Photon emission without quantum jumps
Thomas Hartwell, Daniel Hodgson, Huda Alshemmari, Gin Jose, Almut Beige
TL;DR
This paper challenges the standard view that photon emission necessarily involves quantum jumps by treating the emitter and the free radiation field as a closed quantum system evolving under a locally acting Hamiltonian. By solving the Schrödinger dynamics for $H=H_E+H_F+H_{int}$ with a point-like two-level emitter, it shows that the excited-state population decays exponentially while energy is transferred coherently into the field, yielding a single-photon wave packet and a Lorentzian emission spectrum centered at $ω_0$ with width $Γ$. The approach remains consistent with master-equation descriptions, preserves energy, and provides a versatile framework for modeling far-field interference and complex environments without invoking quantum jumps, with potential applications in distributed quantum computing and non-invasive photonic sensing.
Abstract
When modelling photon emission, we often assume that the emitter experiences a random quantum jump.
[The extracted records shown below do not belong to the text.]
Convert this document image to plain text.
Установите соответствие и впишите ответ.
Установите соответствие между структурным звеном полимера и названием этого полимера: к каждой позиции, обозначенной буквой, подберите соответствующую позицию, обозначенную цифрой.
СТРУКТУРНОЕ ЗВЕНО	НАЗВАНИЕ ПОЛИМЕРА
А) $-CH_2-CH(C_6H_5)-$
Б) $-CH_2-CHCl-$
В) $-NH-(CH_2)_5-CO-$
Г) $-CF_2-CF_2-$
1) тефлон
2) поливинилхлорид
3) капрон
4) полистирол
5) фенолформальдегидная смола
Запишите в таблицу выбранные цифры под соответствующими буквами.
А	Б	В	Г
When a quantum jump occurs, the emitter transitions suddenly into a lower energy level, while spontaneously generating a single photon. However, this point of view is misleading when modelling quantum optical systems which rely on far-field interference effects for applications like distributed quantum computing and non-invasive photonic quantum sensing. In this paper, we highlight that the dynamics of an emitter in the free radiation field can be described by simply solving a Schroedinger equation based on a locally-acting Hamiltonian without invoking the notion of quantum jumps. Our approach is nevertheless consistent with quantum optical master equations.